É um processo que inibe a formação e manutenção de estoques, aumentando a eficiência logística, principalmente de empresas multimarcas, que vendem produtos de vários fornecedores, como lojas de departamento.

Quais os tipos de cross docking?

Movimentação contínua

Esse é o tipo mais utilizado por e-commerces: as mercadorias são enviadas diretamente do fornecedor para o centro de distribuição da empresa, para posteriormente serem despachadas após uma rápida verificação.

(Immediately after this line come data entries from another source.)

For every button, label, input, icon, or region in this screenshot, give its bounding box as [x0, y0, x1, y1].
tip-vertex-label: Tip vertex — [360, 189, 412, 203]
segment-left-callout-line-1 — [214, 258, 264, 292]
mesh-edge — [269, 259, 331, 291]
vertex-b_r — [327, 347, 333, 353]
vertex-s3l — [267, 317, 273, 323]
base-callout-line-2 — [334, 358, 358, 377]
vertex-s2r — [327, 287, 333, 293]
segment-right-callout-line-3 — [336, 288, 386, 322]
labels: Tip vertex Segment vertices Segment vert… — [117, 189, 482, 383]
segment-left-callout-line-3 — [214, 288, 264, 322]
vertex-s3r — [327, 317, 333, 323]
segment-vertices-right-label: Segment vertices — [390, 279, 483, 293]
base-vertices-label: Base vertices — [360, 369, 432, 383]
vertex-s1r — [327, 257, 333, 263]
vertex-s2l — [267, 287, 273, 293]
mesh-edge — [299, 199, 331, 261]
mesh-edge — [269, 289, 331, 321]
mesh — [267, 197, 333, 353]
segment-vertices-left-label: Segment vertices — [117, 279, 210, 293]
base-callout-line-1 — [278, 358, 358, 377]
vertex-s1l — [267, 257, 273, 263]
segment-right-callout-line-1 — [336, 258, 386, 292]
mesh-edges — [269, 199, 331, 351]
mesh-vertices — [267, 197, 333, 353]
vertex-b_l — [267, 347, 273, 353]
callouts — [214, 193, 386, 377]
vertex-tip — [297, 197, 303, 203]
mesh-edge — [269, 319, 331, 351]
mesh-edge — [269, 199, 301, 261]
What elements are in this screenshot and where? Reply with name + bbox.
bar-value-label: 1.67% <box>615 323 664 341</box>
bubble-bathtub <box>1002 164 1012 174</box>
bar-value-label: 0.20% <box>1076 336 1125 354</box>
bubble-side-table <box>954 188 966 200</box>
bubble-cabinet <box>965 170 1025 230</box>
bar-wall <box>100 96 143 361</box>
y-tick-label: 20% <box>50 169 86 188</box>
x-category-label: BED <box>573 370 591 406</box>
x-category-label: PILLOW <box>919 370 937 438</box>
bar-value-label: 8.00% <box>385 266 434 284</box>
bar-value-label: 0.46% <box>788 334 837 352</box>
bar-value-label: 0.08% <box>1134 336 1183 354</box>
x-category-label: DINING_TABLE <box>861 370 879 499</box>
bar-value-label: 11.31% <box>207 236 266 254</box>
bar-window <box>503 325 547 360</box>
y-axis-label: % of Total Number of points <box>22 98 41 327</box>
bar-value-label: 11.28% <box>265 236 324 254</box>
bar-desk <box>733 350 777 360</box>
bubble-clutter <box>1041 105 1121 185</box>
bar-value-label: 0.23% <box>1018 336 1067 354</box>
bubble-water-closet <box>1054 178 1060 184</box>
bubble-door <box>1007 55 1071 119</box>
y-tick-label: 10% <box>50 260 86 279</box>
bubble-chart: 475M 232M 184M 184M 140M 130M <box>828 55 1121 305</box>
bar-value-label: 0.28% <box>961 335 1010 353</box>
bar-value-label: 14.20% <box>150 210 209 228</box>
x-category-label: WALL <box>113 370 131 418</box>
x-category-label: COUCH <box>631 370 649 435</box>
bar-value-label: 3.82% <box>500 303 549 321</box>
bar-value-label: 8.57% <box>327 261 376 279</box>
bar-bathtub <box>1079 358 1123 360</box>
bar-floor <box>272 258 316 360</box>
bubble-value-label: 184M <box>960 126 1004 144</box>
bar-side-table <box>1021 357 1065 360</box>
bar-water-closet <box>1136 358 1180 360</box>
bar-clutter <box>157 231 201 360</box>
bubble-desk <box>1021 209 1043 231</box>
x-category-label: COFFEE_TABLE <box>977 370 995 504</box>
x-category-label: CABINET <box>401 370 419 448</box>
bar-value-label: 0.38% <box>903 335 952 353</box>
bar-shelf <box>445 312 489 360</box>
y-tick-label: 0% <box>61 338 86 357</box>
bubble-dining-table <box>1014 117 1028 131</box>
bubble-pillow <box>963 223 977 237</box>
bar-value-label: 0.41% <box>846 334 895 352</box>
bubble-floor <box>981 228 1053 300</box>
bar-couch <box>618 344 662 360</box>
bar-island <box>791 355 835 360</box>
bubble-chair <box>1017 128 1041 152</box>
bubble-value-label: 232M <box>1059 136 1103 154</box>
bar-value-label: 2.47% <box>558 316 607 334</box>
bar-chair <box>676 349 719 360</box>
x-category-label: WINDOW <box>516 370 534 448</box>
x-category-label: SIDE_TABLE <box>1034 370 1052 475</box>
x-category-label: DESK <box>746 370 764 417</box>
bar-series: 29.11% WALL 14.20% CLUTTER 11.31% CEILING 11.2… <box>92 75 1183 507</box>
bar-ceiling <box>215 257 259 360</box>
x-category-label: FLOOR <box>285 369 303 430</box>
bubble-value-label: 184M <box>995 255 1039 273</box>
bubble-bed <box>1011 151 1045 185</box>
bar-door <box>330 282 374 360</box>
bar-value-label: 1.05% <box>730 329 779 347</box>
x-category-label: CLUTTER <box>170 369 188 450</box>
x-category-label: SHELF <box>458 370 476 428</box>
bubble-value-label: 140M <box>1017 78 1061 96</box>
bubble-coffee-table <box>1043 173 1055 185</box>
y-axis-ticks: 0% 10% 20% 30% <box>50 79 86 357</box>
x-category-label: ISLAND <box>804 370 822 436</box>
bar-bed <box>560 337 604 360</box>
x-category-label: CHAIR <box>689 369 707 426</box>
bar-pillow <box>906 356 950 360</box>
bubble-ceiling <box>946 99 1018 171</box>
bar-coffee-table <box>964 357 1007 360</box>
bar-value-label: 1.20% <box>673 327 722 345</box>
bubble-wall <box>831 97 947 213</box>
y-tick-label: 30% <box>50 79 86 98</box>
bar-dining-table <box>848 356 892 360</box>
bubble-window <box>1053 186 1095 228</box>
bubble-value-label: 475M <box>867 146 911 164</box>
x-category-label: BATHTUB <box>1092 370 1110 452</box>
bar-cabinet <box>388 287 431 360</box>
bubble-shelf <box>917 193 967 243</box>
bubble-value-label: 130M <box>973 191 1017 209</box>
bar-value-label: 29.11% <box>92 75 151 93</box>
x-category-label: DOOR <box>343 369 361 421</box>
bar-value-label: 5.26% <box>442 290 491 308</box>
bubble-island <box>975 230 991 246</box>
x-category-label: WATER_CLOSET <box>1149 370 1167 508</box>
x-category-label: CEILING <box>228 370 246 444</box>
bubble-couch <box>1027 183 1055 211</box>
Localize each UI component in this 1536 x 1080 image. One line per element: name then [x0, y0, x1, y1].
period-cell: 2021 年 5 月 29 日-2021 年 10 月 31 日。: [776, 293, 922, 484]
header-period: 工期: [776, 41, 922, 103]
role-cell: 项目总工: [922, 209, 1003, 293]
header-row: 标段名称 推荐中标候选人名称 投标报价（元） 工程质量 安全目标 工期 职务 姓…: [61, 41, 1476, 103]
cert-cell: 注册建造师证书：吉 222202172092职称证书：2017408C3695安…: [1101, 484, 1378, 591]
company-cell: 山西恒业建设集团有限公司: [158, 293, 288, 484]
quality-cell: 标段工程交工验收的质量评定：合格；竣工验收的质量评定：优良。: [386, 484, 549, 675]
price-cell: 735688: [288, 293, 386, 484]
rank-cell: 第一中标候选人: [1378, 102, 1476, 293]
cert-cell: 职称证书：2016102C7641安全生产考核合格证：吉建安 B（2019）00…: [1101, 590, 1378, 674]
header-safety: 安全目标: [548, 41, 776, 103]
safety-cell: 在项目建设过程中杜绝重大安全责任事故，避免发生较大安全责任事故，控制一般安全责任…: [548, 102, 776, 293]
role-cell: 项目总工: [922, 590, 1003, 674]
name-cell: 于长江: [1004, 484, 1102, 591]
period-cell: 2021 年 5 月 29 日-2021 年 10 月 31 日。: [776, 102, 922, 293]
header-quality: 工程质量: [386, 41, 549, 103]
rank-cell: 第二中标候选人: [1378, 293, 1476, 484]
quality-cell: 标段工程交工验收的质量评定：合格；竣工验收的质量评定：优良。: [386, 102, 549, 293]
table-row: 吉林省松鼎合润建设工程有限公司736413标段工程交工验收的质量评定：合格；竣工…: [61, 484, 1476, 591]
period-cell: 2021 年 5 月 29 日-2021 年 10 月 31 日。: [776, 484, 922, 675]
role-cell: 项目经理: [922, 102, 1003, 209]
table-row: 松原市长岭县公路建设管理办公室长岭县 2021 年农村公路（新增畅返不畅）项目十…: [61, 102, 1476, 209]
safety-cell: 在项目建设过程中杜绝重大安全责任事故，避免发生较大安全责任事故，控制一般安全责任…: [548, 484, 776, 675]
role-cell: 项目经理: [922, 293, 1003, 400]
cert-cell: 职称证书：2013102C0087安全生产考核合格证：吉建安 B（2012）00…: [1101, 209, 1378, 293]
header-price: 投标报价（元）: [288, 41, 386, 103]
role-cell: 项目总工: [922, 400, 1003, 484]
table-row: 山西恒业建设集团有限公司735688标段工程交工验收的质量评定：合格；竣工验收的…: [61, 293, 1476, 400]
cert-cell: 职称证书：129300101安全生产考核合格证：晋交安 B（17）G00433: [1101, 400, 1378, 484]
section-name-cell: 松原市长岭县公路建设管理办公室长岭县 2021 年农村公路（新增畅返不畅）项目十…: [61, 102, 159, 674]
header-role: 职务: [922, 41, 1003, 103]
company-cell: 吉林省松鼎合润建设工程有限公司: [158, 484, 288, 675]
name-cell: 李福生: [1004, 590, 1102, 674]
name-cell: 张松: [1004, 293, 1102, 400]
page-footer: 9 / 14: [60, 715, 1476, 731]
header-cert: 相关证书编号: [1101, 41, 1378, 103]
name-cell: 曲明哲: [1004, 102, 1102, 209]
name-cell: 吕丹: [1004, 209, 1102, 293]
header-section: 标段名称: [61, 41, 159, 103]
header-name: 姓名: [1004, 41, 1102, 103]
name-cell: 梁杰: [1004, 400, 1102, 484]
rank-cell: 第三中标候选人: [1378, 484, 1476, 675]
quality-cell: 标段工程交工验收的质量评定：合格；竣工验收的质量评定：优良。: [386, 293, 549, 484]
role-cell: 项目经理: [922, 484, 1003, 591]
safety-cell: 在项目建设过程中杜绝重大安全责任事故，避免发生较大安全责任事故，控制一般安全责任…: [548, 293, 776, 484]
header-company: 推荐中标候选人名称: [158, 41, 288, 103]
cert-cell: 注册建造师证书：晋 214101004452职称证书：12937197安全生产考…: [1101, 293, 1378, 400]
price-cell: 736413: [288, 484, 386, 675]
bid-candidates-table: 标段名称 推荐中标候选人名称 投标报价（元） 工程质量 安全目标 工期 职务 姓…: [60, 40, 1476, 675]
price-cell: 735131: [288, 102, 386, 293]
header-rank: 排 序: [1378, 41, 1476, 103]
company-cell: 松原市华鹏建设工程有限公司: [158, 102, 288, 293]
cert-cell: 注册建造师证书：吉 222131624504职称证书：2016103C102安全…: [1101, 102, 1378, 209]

Movimentação consolidada ou híbrida

Já nessa configuração, as mercadorias recebidas passam por uma seleção: algumas são enviadas diretamente ao cliente enquanto outras são armazenadas temporariamente, até a chegada dos demais produtos que consolidarão a carga a ser despachada.

Movimento de distribuição

Usado na distribuição do tipo Business to Business, em que volumes maiores que preenchem toda a carga do veículo são vendidos e transportados em FTL (Full Truckload).

Quais os seus impactos para o negócio?

Destacamos os três principais benefícios desse tipo de movimentação logística:

  1. reduz despesas operacionais: principalmente relacionadas à infraestrutura de centros de distribuição e custos com armazenamento de materiais;
  2. promove a agilidade nas entregas, já que com equipes devidamente preparadas juntamente com ferramentas de integração e de controle (ERP — Enterprise Resource Planning, leitores de código de barra, RFID — Radio-Frequency Identification), a eficiência operacional é evidente;
  3. evita problemas de armazenamento, como falta ou excesso de produtos ocasionados pela imprevisibilidade de demanda, que, por sua vez, acarretam altos índices de obsolescência, perdas e custos de oportunidade (investimentos que poderiam ser realocados estrategicamente em outros setores ou atividades mais vantajosas para a empresa).

Quais as etapas deste processo?

Implementação de ERP

Para obter eficiência logística é necessário integrar informações entre todos os envolvidos. Esse nível de sincronização só pode ser obtido por meio de um ERP, que organiza esse fluxo de dados e possibilita avaliações constantes de todo o processo.

Preparação da equipe

A equipe deve ser devidamente preparada para executar as atividades necessárias, como picking, packing e line feeding, além de pedir junto aos fornecedores, conferir entregas e garantir a confiabilidade da informação.

Para um fluxo de trabalho organizado, é preciso implantar um perfil de workflow, que determina as etapas a serem seguidas, assim como planos de contingência que devem ser assumidos na ocorrências de gargalos.

Negociação com fornecedores

É preciso ainda, garantir a eficiência entre todos os agentes da cadeia de suprimentos, inclusive os fornecedores e transportadores, que participarão ativamente do processo.

Essa garantia começa com um fluxo de informação compartilhado, por meio do sistema de gestão integrado e com os termos de acordo (SLA — Service Level Agreement) devidamente estabelecidos, antes do início da relação.

Indicadores de desempenho

Finalmente, é imprescindível a avaliação periódica do processo por meio de indicadores de desempenho logísticos (KPI — Key Performance Indicator) como:

  • Lead Time ou OCT (Order Cycle Time);
  • índice de avaria na movimentação das cargas;
  • índice de atendimento de pedidos;
  • OTIF (On Time, In Full);
  • OTD (On-Time Delivery);
  • OFR – (Order Fill Rate);
  • taxas de ociosidade, retrabalho ou acidentes de trabalho.

É importante mapear todo o processo da empresa para verificar a viabilidade de montar estruturas de cross docking estrategicamente localizadas, ou terceirizar o serviço com empresas especializadas.

Isso porque a implementação desse tipo de processo requer um nível de organização altíssimo, amparado por tecnologias e mão de obra altamente qualificada, que, muitas vezes, podem ser facilmente encontradas com a terceirização.